Das Ballett ‘Cinderella’ von Prokofiev existiert als solches, aber es gibt auch Orchestersuiten, und auch für das Klavier wurde das Werk in mehreren Zyklen gefasst. Aus letzteren hat der französische Pianist Wilhelm Latchoumia eine Auswahl von Stücken für diese Einspielung ausgewählt und in einem dramatischen Sinne geordnet. Die thematischen Übergänge der Handlung im Ballett schmückt er sozusagen mit Zwischenaktmusiken aus, die er dem kompositorischen Werk von Henry Cowell entnommen hat. Der Interpret sieht eine enge Verbindung zwischen den Werken, weil er auch dem Werk Powells einen märchenhaften Anstrich ansieht.
Henry Dixon Powell lebte um die erste Hälfte desletzten Jahrhunderts herum in den USA als Musiktheoretiker und auch als Komponist. Als Tonsetzer war er sozusagen ein rechter Bürgerschreck, da er u. a. Cluster und direkt mit den Fingern oder einem Plektron angerissene Klaviersaiten einsetzte. Er kann als Begründer und Ideengeber dieser Spielart gesehen werden. Von ihm hat Latchoumia drei Werke in den Prokofiev eingebettet und eines an das Ende gesetzt. Dazu gehört `The Tides of Mamaunaun´, das wegen der eingesetzten Cluster zu den Aufregern gehörte.

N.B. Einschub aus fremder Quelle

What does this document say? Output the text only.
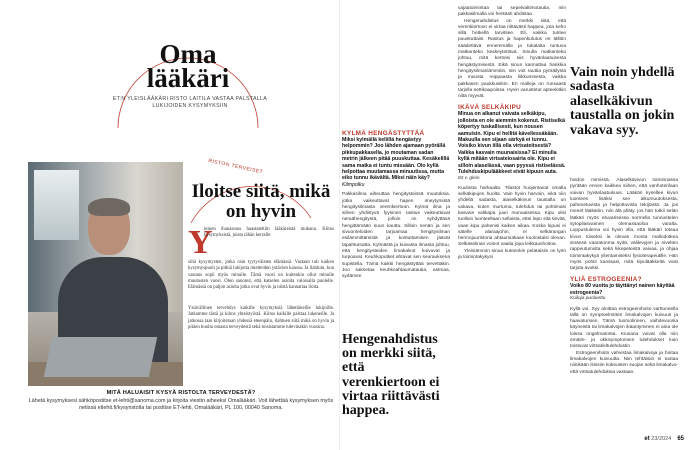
Oma lääkäri
ET:N YLEISLÄÄKÄRI RISTO LAITILA VASTAA PALSTALLA LUKIJOIDEN KYSYMYKSIIN
RISTON TERVEISET
Iloitse siitä, mikä on hyvin
Y
leinen ihanaisuus haastateltiin lääkäreistä mukana. Kiitos kysymyksistä, joista tähän kerralle
siitä kysymysten, jotka osin tyytyväisten elämässä. Vastaan tuli kaiken kysymyspuoli ja pitkiä lukijoita mietteiden ystävien kanssa. Ja ilahtuin, kun vastaus sopii myös minulle. Tämä vuosi on kuitenkin ollut minulle muutosten vuosi. Olen sanonut, että katselen asioita valoisalla puolelle. Elämässä on paljon asioita jotka ovat hyvin ja niistä kannattaa iloita.
Ystävällinen tervehdys kaikille kysymyksiä lähettäneille lukijoille. Jatkamme tästä ja kiitos yhteistyöstä. Kiitos kaikille palstaa lukeneille. Ja jatkossa taas kirjoitetaan yhdessä eteenpäin, ilahtuen siitä mikä on hyvin ja pitäen huolta omasta terveydestä sekä toisistamme tulevinakin vuosina.
MITÄ HALUAISIT KYSYÄ RISTOLTA TERVEYDESTÄ?
Lähetä kysymyksesi sähköpostitse et-lehti@sanoma.com ja kirjoita viestin aiheeksi Omalääkäri. Voit lähettää kysymyksen myös netissä etlehti.fi/kysyristolta tai postitse ET-lehti, Omalääkäri, PL 100, 00040 Sanoma.
KYLMÄ HENGÄSTYTTÄÄ
Miksi kylmällä keliillä hengästyy helpommin? Joo lähden ajamaan pyörällä pikkupakkasella, jo moutaman sadan metrin jälkeen pitää puuskuttaa. Kesäkelillä sama matka ei tuntu missään. Olo kyllä helpottaa muutamassa minuutissa, mutta eiko tunnu ikävältä. Miksi näin käy? Kilmpolku
Pakkasilma aiheuttaa hengitysteissä muutoksia, jotka vaikeuttavat hapen imeytymistä hengitysilmasta verenkiertoon. Kylmä ilma ja siihen yhdistyvä fyysinen rasitus vaikeuttavat neraähengitystä, jolloin on syhdyttävä hengittämään suun kautta. Silloin nenän ja sen sivuonteloiden tarjoamaa hengitysilman esilämmittämistä ja kostuttamisen jäävät tapahtumatta. Kylmästä ja kuivasta ilmasta johtuu, että hengitysteiden limakalvot kuivuvat ja turpoavat. Keuhkoputket ahtavat sen seurauksena supistella. Tämä kaikki hengästyttää tervettäkin. Joo saksetaa keuhkoahtaumatautia, astmaa, sydämen
Hengenahdistus on merkki siitä, että verenkiertoon ei virtaa riittävästi happea.
vajaatoimintaa tai sepelvaltimotautia, niin pakkasilmalla voi herkästi ahdistaa.
Hengenahdistus on merkki siitä, että verenkiertoon ei virtaa riittävästi happea, jota keho sillä hetkellä tarvitsee. Eli, vaikka tuntee puuskuttaisi. Rasitus ja hapenkulutus on tällöin säädettävä ennemmälle ja tukalalta tuntuva matkanteko keskeytettävä. Sinulla matkanteko johtuu, mitä kertoisi siis hyvänlaatuisesta hengästymisestä. Eikä sinun kannattaa hankkia hengitysilmanlämmitin, niin voit rauttia pyöräilystä ja muusta reippaasta liikkumisesta, vaikka pakkasen paukkuisikin. Eri malleja on runsaasti tarjolla nettikaupoissa. Hyvin varustetut apteekitkin niitä myyvät.
IKÄVÄ SELKÄKIPU
Minua on alkanut vaivata selkäkipu, jolloista en ole aiemmin kokenut. Ristiselkä köpertyy tuskallisesti, kun nousen aamuisin. Kipu ei hellitä kävellessäkään. Makuulla sen sijaan särkyä ei tunnu. Voisiko kivun iillä olla virtsateitsestä? Vaikka kasvain muunaisissa? Ei minulla kyllä mitään virtsateiosairia ole. Kipu ei silloin alaselässä, vaan pyyssä ristiselässä. Tulehduskipulääkkeet eivät kipuun auta.
83 v. glein
Kuulosta harkaalta. Tilastot huojentavat omalla selkäkipujen huolta. Vain hyvin harvoin, eikä niin yhdellä sadasta, alaselkäkivun taustalla on vakava, kuten murtuma, tulehdus tai pohtimasi kasvain valikapa juuri munuaisessa. Kipu olisi tuolloin luonteeltaan sellaista, ettei lepo sitä tievitä, vaan kipu pahenisi kaiken aikaa. Koska kipusi ei sätelle alaraajohin, ei selkärangan hermojuuristoria ahtaumiakaan kuolostaisi olevan. Selkäselinan voinot vaatia jopa leikkaushoitoa.
Yleisiämmin sinua kuteenkin pelataisiin on lyön ja toimintakykysi
Vain noin yhdellä sadasta alaselkäkivun taustalla on jokin vakava syy.
hoidon mimissä. Alaselkävivun toiminnassa pyritään ennen kaikkea siihen, että vanhoterilaan vaivan hyvänlaatuisuus. Lääkäri kysellee kivun luonteen lisäksi sen alkumuutoksesta, pahenetuvista ja helpottuvista tekijöistä. Ja jos menet lääkäriin, niin älä pliäty, jos hän tutkii selän lääkäri myös etuvarisessa sormella tunnustelen sytopilasvaimen olemassaoloa varalta. Loppustulema voi hyvin olla, että lääkäri toteaa kivun toiseksi la olevan monta mallodotkea sinänsä vaaratonma syitä, välilevyjen ja nivelten rappeutumista sekä liikepeteistä vaivaa, ja ohjaa toimintakykyä ylientamiseksi fysioterapeutille. Hän myös pohtii kanssasi, mitä kipulääkkeitä voisi tarjota avuksi.
YLIÄ ESTROGEENIA?
Voiko 80 vuotta jo täyttänyt nainen käyttää estrogeenia?
Kuiloja puoluettu
Kyllä voi. Syy aloittaa estrogeenihoito varttuneella iällä on symptoelmitten limakalvojen kuivuus ja haavatumien. Tämä tuomolinnen, vaihdevuosia käyneistä tai limakalvojen ikäantyminen ei aina ole loissa ongelmatonta. Kiusana voivat olla niin emätin- ja okkisymptomien tulehdukset kuin toistuvat virtsatieltulehdustin.
Estrogeenihoito vahvistaa limakalvoja ja hoitaa limakalvojen kuivuutta. Niin tehtäisiin ei tuotaa niinikään liinisiin kokeusten suojan sekä limakalvo- että virtsatulehduksia vastaan.
et 23/2024 65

Im Kontext mit dem Prokofiev ergeben sich allerdings durchaus passende und anregende Anhänglichkeiten, die das Klangbild bei Prokofiev mit neuen Höreindruck auffrischen. Mag auch der Schuh des Cowell gröber wirken als der Glasschuh der Cinderella, so geben sie doch ein Paar ab.
Wilhelm Latchoumia entwickelt den auch in den Anforderungen sich steigernden Klang von Prokofiev mit sachter, aber bestimmter Hand und entfaltet so am Klavier die bildhafte Märchensprache. Die eingestreuten Ungezogenheiten des Henry Powell wirken bei seinem Spiel und in dem Kontext mit dem heutigen Musikwissen gar nicht so frech, sondern erscheinen beinahe als ausgereizter Prokofiev. Insofern ist dem Interpreten zuzustimmen, dass die Kombination dieser beiden ihren Reiz hat.